- Flag
- Country: Ethiopia
- Region: Amhara
- Zone: Debub Wollo

Area
- • Total: 533.21 km^{2} (205.87 sq mi)

Population (2012 est.)
- • Total: 72,609
- • Density: 136.17/km^{2} (352.69/sq mi)

= Legahida =

Legahida (Amharic: ለገሂዳ) is one of the woredas in the Amhara Region of Ethiopia. Part of the Debub Wollo Zone, Legahida is bordered on the south by Jama, on the west by Kelala, on the north by Legambo, and on the east by Were Ilu.
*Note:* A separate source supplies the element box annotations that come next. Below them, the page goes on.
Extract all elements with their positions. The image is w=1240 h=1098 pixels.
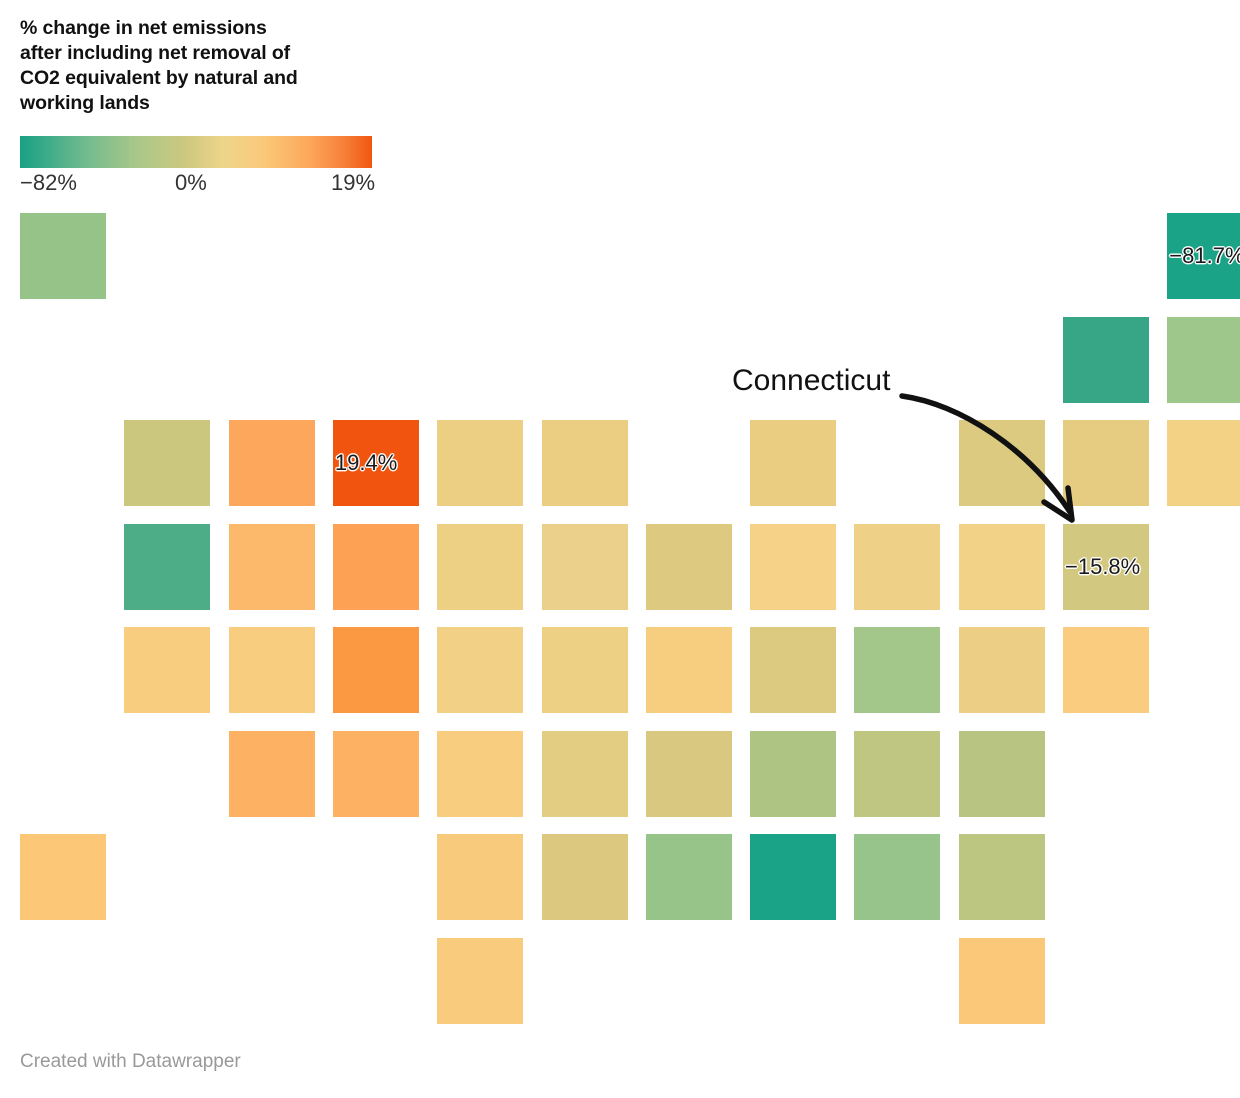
state-tile-nv[interactable] bbox=[229, 524, 315, 610]
state-tile-mt[interactable] bbox=[333, 420, 419, 506]
state-tile-ne[interactable] bbox=[437, 627, 523, 713]
state-tile-ri[interactable] bbox=[1167, 420, 1240, 506]
state-tile-md[interactable] bbox=[959, 627, 1045, 713]
state-tile-tn[interactable] bbox=[646, 731, 732, 817]
state-tile-id[interactable] bbox=[229, 420, 315, 506]
footer-credit: Created with Datawrapper bbox=[20, 1051, 241, 1073]
state-tile-mn[interactable] bbox=[542, 420, 628, 506]
state-tile-ms[interactable] bbox=[646, 834, 732, 920]
state-tile-de[interactable] bbox=[1063, 627, 1149, 713]
state-tile-wi[interactable] bbox=[646, 524, 732, 610]
state-tile-mo[interactable] bbox=[542, 627, 628, 713]
state-tile-ok[interactable] bbox=[437, 834, 523, 920]
state-tile-ca[interactable] bbox=[124, 627, 210, 713]
state-tile-or[interactable] bbox=[124, 524, 210, 610]
state-tile-nh[interactable] bbox=[1167, 317, 1240, 403]
state-tile-ak[interactable] bbox=[20, 213, 106, 299]
state-tile-ia[interactable] bbox=[542, 524, 628, 610]
state-tile-me[interactable] bbox=[1167, 213, 1240, 299]
annotation-arrow-icon bbox=[900, 390, 1100, 540]
state-tile-nc[interactable] bbox=[750, 731, 836, 817]
state-tile-sc[interactable] bbox=[854, 731, 940, 817]
state-tile-al[interactable] bbox=[750, 834, 836, 920]
footer-divider bbox=[20, 1032, 1220, 1033]
state-tile-va[interactable] bbox=[854, 627, 940, 713]
state-tile-wa[interactable] bbox=[124, 420, 210, 506]
state-tile-la[interactable] bbox=[542, 834, 628, 920]
state-tile-dc[interactable] bbox=[959, 731, 1045, 817]
state-tile-nm[interactable] bbox=[333, 731, 419, 817]
state-tile-ut[interactable] bbox=[229, 627, 315, 713]
state-tile-ks[interactable] bbox=[437, 731, 523, 817]
state-tile-co[interactable] bbox=[333, 627, 419, 713]
state-tile-nd[interactable] bbox=[437, 420, 523, 506]
state-tile-pr[interactable] bbox=[959, 938, 1045, 1024]
state-tile-hi[interactable] bbox=[20, 834, 106, 920]
state-tile-ga[interactable] bbox=[854, 834, 940, 920]
state-tile-fl[interactable] bbox=[959, 834, 1045, 920]
state-tile-il[interactable] bbox=[750, 524, 836, 610]
state-tile-wy[interactable] bbox=[333, 524, 419, 610]
state-tile-sd[interactable] bbox=[437, 524, 523, 610]
annotation-label-connecticut: Connecticut bbox=[732, 364, 890, 398]
state-tile-wv[interactable] bbox=[750, 627, 836, 713]
state-tile-az[interactable] bbox=[229, 731, 315, 817]
state-tile-ar[interactable] bbox=[542, 731, 628, 817]
state-tile-mi[interactable] bbox=[750, 420, 836, 506]
state-tile-tx[interactable] bbox=[437, 938, 523, 1024]
state-tile-ky[interactable] bbox=[646, 627, 732, 713]
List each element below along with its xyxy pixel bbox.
Legahida was separated from Were Ilu.

==Demographics==
A 2012 estimate puts the population at 72,609. This gives a population density of 136.17 people per square kilometer (352.69 people per square mile), given its area of 533.21 square kilometers (205.87 square miles), lower than the South Wollo Zone average of 161.49 people per square kilometer (418.56 people per square mile).

Based on the 2007 national census conducted by the Central Statistical Agency of Ethiopia (CSA), this woreda has a total population of 67,138, of whom 33,222 are men and 33,916 women, 2,064 or 3.07% are urban inhabitants. The majority of the inhabitants were Muslim, with 90.53% reporting that as their religion, while 9.29% of the population said they practiced Ethiopian Orthodox Christianity.